Heimat hinter Grenzen

Eine Fahrt ins alte Schlesien

Mit Zeichnungenvon Lilo Rasch-Nägele

Saga

Heimat hinter Grenzen

© 1975 Lise Gast

Alle Rechte der Ebookausgabe: © 2016 SAGA Egmont, an imprint of Lindhardt og Ringhof A/S Copenhagen

All rights reserved

ISBN: 9788711509517

1. Ebook-Auflage, 2016

Format: EPUB 3.0

Dieses Buch ist urheberrechtlich geschützt. Kopieren für andere als persönliche Nutzung ist nur nach Absprache mit Lindhardt und Ringhof und Autors nicht gestattet.

SAGA Egmont www.saga-books.com – a part of Egmont, www.egmont.com

Und damit war die Reise beschlossen.

»Am fünften August also«, sagte Ernst, mein Ältester, und steckte abschließend seinen Terminkalender in die Brusttasche. Am fünften August würden wir nach Schlesien fahren, nach Caménz, in die alte Heimat, aus der wir vor neunundzwanzig Jahren fortmußten. Eine Reise in die Vergangenheit.

»Wenn das die Mummi wüßte«, setzte Ernst noch hinzu und lachte hinterhältig. Und da mußten wir alle lachen.

›Die Mummi‹ ist meine Mutter, zur Zeit einundneunzig, aber quicklebendig und ganz ›da‹. »Wenn das die Mummi wüßte« – das wurde bei uns schon immer zitiert, bei allen unvernünftigen, aber schönen Entschlüssen. Etwa wenn wir in eine Baracke zogen, statt gut bürgerlich eine Etagenwohnung in der Stadt zu mieten, wenn wir wieder ein Pferd kauften, statt endlich ordentliche Matratzen anzuschaffen – jedenfalls immer, wenn wir etwas ›Ungezogenes‹ taten. In den Augen der Mummi kommen wir aus dem Alter der Ungezogenheit nie heraus. Was aber sagte sie, als sie dies erfuhr?

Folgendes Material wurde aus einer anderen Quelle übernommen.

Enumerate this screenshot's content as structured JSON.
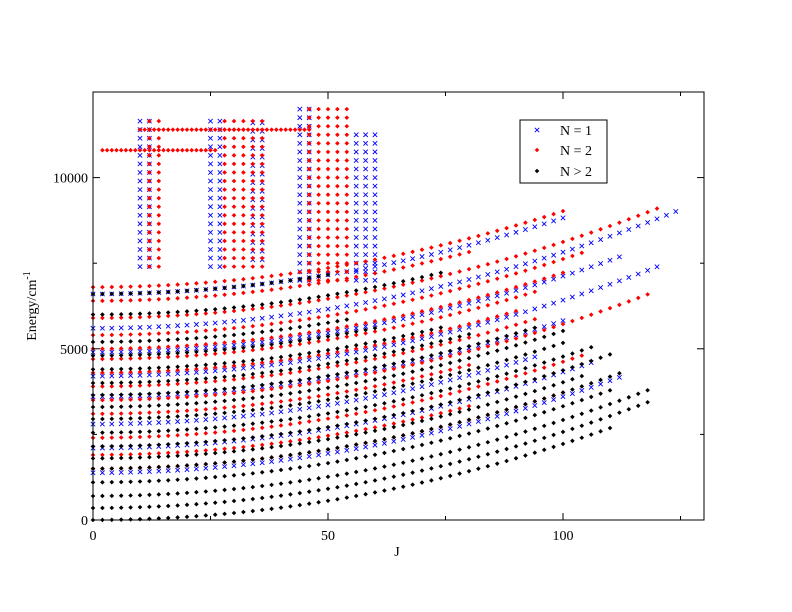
{
  "chart_data": {
    "type": "scatter",
    "title": "",
    "xlabel": "J",
    "ylabel": "Energy/cm",
    "ylabel_sup": "-1",
    "xlim": [
      0,
      130
    ],
    "ylim": [
      0,
      12500
    ],
    "grid": false,
    "legend_position": "top-right",
    "x_ticks": [
      0,
      50,
      100
    ],
    "y_ticks": [
      0,
      5000,
      10000
    ],
    "colors": {
      "n1": "#0000ff",
      "n2": "#ff0000",
      "n3": "#000000",
      "axis": "#000000"
    },
    "series": [
      {
        "name": "N = 1",
        "marker": "x",
        "bands": [
          {
            "E0": 1380,
            "jmax": 112,
            "step": 2
          },
          {
            "E0": 2100,
            "jmax": 106,
            "step": 2
          },
          {
            "E0": 2800,
            "jmax": 95,
            "step": 2
          },
          {
            "E0": 3600,
            "jmax": 100,
            "step": 2
          },
          {
            "E0": 4200,
            "jmax": 120,
            "step": 2
          },
          {
            "E0": 4900,
            "jmax": 112,
            "step": 2
          },
          {
            "E0": 5600,
            "jmax": 125,
            "step": 2
          },
          {
            "E0": 6600,
            "jmax": 100,
            "step": 2
          }
        ],
        "blocks": [
          {
            "j0": 10,
            "j1": 12,
            "Emin": 7400,
            "Emax": 11700,
            "dE": 250
          },
          {
            "j0": 25,
            "j1": 27,
            "Emin": 7400,
            "Emax": 11700,
            "dE": 250
          },
          {
            "j0": 34,
            "j1": 36,
            "Emin": 7600,
            "Emax": 11700,
            "dE": 250
          },
          {
            "j0": 44,
            "j1": 46,
            "Emin": 7000,
            "Emax": 12000,
            "dE": 250
          },
          {
            "j0": 56,
            "j1": 60,
            "Emin": 7000,
            "Emax": 11400,
            "dE": 250
          }
        ]
      },
      {
        "name": "N = 2",
        "marker": "diamond",
        "bands": [
          {
            "E0": 1500,
            "jmax": 100,
            "step": 2
          },
          {
            "E0": 1900,
            "jmax": 80,
            "step": 2
          },
          {
            "E0": 2400,
            "jmax": 105,
            "step": 2
          },
          {
            "E0": 3100,
            "jmax": 80,
            "step": 2
          },
          {
            "E0": 3500,
            "jmax": 118,
            "step": 2
          },
          {
            "E0": 3900,
            "jmax": 95,
            "step": 2
          },
          {
            "E0": 4300,
            "jmax": 90,
            "step": 2
          },
          {
            "E0": 4700,
            "jmax": 95,
            "step": 2
          },
          {
            "E0": 5000,
            "jmax": 100,
            "step": 2
          },
          {
            "E0": 5400,
            "jmax": 105,
            "step": 2
          },
          {
            "E0": 5900,
            "jmax": 120,
            "step": 2
          },
          {
            "E0": 6400,
            "jmax": 80,
            "step": 2
          },
          {
            "E0": 6800,
            "jmax": 100,
            "step": 2
          }
        ],
        "blocks": [
          {
            "j0": 12,
            "j1": 14,
            "Emin": 7400,
            "Emax": 11700,
            "dE": 250
          },
          {
            "j0": 28,
            "j1": 36,
            "Emin": 7400,
            "Emax": 11800,
            "dE": 250
          },
          {
            "j0": 46,
            "j1": 55,
            "Emin": 7000,
            "Emax": 12000,
            "dE": 250
          }
        ],
        "rows": [
          {
            "E": 10800,
            "j0": 2,
            "j1": 26,
            "step": 1
          },
          {
            "E": 11400,
            "j0": 10,
            "j1": 46,
            "step": 1
          }
        ]
      },
      {
        "name": "N > 2",
        "marker": "diamond",
        "bands": [
          {
            "E0": 0,
            "jmax": 110,
            "step": 2
          },
          {
            "E0": 350,
            "jmax": 118,
            "step": 2
          },
          {
            "E0": 700,
            "jmax": 118,
            "step": 2
          },
          {
            "E0": 1100,
            "jmax": 110,
            "step": 2
          },
          {
            "E0": 1500,
            "jmax": 112,
            "step": 2
          },
          {
            "E0": 1800,
            "jmax": 105,
            "step": 2
          },
          {
            "E0": 2150,
            "jmax": 110,
            "step": 2
          },
          {
            "E0": 2550,
            "jmax": 106,
            "step": 2
          },
          {
            "E0": 2950,
            "jmax": 100,
            "step": 2
          },
          {
            "E0": 3300,
            "jmax": 100,
            "step": 2
          },
          {
            "E0": 3650,
            "jmax": 95,
            "step": 2
          },
          {
            "E0": 4000,
            "jmax": 80,
            "step": 2
          },
          {
            "E0": 4400,
            "jmax": 75,
            "step": 2
          },
          {
            "E0": 4800,
            "jmax": 60,
            "step": 2
          },
          {
            "E0": 5200,
            "jmax": 55,
            "step": 2
          },
          {
            "E0": 6000,
            "jmax": 75,
            "step": 2
          },
          {
            "E0": 6600,
            "jmax": 50,
            "step": 2
          }
        ]
      }
    ]
  }
}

»Nach Caménz? Kinder, da fahr ich mit!«

Damit hatten wir natürlich nicht gerechnet. Meine Schwester bekam die ehrenvolle Aufgabe, es ihr auszureden. Sie ist die Jüngste und hat entsprechend Stand bei ihr. Es gelang ihr auch schließlich mit allerlei Diplomatie. Die Mummi hat im ganzen Leben noch nie gezeltet – wir mußten mit Zelten fahren –, sie war nie ›auf Fahrt‹ gewesen, sondern höchstens ›verreist‹. Jetzt aber warf sie alle festgemauerten Grundsätze über Bord und wollte unbedingt mit. Als sie dann endlich die Unmöglichkeit einsah, stellte sie ihren Rückzug so dar, als verzichte sie unsertwegen. Wir ›Kinder‹ sollten mal sehen, wie es wäre, wenn kein Erwachsener dabei ist ...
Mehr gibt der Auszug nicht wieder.